NHL: Coyotes sale may close by June

GLENDALE, Ariz. -- The Glendale City Council late Tuesday guaranteed the NHL up to $25 million to keep the Phoenix Coyotes in Jobing.com Arena for the 2010-2011 season.

But city manager Ed Beasley and NHL deputy commissioner Bill Daly both told the council that the sale of the Coyotes is still expected to close by the end of June and the payments may never be needed.

Daly said in an e-mail to ESPN.com that the league "will proceed immediately to attempt ... to complete an ownership transition in time for the 2010-11 NHL season."

"The City Council of Glendale demonstrated strong and unequivocal support for the Coyotes' future in Glendale," Daly told ESPN.com.

Beasley also said that both Ice Edge Holdings and a group headed by Chicago sports mogul Jerry Reinsdorf are still talking about buying the Phoenix Coyotes. Reports have had Reinsdorf's group dropping out in recent days.

A member of the Reinsdorf group, Phoenix attorney John Kaites, said it still stands behind the agreement it made with the city in April.

"The bottom line is we've always been willing to stand by the memorandum of understanding," Kaites said after the meeting. "At no point did we walk away from that."

The NHL purchased the team out of bankruptcy last September with the stated intention of selling it to a buyer who would keep the franchise in Arizona. But the league has said repeatedly that if no local buyer can be found, it would look to find a buyer elsewhere.

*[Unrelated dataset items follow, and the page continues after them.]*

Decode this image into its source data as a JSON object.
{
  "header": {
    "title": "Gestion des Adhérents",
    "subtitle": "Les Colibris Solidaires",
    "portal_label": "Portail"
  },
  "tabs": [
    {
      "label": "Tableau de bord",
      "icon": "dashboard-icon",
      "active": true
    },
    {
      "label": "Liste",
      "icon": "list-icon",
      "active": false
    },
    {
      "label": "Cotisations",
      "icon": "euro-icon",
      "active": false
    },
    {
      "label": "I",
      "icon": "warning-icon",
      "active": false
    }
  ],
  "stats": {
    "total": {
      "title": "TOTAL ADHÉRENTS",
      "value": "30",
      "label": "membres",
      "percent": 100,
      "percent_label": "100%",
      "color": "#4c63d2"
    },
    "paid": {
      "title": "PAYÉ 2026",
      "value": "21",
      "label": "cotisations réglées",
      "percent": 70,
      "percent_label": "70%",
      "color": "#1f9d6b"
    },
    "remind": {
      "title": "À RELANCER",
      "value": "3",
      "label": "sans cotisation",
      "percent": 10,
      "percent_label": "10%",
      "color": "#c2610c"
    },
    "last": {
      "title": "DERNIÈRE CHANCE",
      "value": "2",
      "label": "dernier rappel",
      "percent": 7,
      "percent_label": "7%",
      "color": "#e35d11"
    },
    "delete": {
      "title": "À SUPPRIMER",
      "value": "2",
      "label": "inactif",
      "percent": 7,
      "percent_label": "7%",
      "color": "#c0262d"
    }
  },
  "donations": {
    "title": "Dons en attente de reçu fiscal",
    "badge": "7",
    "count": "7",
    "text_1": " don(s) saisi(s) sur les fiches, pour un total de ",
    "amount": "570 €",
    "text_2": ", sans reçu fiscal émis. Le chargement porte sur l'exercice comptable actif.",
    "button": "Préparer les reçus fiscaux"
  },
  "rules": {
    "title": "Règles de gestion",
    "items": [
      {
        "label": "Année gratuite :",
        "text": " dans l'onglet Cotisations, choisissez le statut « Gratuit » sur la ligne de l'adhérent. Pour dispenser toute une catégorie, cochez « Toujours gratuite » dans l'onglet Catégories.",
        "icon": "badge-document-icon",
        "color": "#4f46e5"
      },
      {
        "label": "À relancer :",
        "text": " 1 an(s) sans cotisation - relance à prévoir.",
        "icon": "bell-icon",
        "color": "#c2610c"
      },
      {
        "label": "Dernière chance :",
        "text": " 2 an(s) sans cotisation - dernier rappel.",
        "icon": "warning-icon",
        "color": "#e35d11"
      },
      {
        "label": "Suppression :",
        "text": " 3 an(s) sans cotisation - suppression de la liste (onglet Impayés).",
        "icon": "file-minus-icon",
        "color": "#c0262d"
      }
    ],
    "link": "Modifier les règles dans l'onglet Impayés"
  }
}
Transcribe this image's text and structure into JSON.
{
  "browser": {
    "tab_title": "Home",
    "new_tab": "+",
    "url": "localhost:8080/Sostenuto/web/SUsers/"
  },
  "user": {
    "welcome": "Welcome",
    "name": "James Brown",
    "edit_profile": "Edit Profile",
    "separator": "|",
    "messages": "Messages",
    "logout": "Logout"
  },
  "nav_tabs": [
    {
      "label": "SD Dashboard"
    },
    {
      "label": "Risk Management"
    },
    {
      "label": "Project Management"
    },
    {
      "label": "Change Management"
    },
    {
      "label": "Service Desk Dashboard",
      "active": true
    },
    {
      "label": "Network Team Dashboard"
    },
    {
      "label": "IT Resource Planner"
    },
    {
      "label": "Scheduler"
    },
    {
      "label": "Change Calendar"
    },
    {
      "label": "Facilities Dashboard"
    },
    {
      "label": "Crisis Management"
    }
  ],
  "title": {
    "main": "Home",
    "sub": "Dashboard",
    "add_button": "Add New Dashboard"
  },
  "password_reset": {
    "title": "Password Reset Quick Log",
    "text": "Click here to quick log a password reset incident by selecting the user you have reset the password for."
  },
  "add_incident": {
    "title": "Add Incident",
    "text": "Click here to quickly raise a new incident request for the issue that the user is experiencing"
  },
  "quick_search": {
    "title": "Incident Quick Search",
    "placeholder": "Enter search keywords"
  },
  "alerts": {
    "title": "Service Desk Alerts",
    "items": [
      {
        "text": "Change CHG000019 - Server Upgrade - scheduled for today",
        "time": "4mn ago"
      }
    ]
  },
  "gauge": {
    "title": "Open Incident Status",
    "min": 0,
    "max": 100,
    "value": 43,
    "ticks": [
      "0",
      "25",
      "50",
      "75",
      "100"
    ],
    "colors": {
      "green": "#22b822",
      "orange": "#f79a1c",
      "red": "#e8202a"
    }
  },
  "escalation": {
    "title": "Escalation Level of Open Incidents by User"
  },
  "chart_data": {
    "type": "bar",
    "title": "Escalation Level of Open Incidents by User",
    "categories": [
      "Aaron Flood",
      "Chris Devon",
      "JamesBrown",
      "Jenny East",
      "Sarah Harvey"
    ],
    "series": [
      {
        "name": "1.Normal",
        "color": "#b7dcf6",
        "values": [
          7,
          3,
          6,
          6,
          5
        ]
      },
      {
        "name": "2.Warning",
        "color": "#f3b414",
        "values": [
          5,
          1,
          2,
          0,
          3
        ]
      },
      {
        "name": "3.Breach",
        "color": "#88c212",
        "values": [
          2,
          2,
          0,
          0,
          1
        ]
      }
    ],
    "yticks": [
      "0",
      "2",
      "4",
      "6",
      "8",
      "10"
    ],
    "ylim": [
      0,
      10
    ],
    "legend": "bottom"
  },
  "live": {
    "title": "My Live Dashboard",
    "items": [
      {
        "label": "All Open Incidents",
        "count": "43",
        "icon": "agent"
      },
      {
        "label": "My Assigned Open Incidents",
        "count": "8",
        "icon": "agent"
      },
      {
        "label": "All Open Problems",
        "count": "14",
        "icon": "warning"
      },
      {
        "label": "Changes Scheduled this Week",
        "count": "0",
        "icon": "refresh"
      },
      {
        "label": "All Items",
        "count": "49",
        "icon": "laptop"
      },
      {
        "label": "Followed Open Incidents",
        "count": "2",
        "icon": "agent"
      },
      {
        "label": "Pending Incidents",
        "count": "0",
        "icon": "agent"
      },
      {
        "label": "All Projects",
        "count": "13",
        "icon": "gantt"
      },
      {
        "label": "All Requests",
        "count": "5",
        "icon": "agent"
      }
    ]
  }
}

"From our perspective this is nothing more than an insurance policy," Daly said of the $25 million the city authorized in payments to the NHL. "We feel confident an ownership transaction can happen and it can happen in an expeditious fashion."

"This is a great day for hockey," Ice Edge member Daryl Jones told ESPN.com. "We look forward to a positive ownership outcome in Glendale and closing this transaction."

The council's unanimous vote allows Beasley to sign agreements with the league and set up a Community Facilities District that would collect fees, possibly including ticket surcharges and parking charges, in the area around the arena.

That money would go to the NHL to run the arena and the team if it can't be sold by next season.

Glendale needs the team to stay in Jobing.com Arena, which it built specifically for the Coyotes.

An arena deal between Reinsdorf's group and the city was inked in April, but there were reports that the deal fell apart in the past week.

Ice Edge, a group of Canadian and U.S. investors, then re-emerged. They had submitted a competing bid to keep the Coyotes in Glendale that was rejected.

Talks between Ice Edge and the city on a memorandum of understanding broke down on Monday, leading to widespread speculation that the franchise was headed out of town, with Winnipeg the most likely destination. The Coyotes were the Winnipeg Jets before they moved to Arizona in 1996.

But a source told The Associated Press Tuesday afternoon that the talks were not dead, but "probably more like taking a nap."

The person asked for anonymity because of the private nature of the situation.

Daly's comments and those of Reinsdorf group member Kaites reignited interest in the Chicago group's bid.

"I'm not sure the Reinsdorf group was ever out, I don't think they ever confirmed they were out, I don't think they ever suggested they were out," Daly said. "I think a lot of people wanted to throw gasoline on the fire."

Asked if Tuesday's developments mean the team is staying put and not moving to Winnipeg, Daly said he believed they did.

The city has already guaranteed each of the potential buying groups millions of dollars annually to the buyer through creation of the Community Facilities District. Both proposals would change the team name to either the Glendale Coyotes or the Arizona Coyotes, with the NHL's approval, and would keep the team in Glendale.

The franchise hasn't turned a profit since moving to Arizona and is expected to lose at least $20 million this year.

Information from ESPN.com's Pierre LeBrun and The Associated Press was used in this report.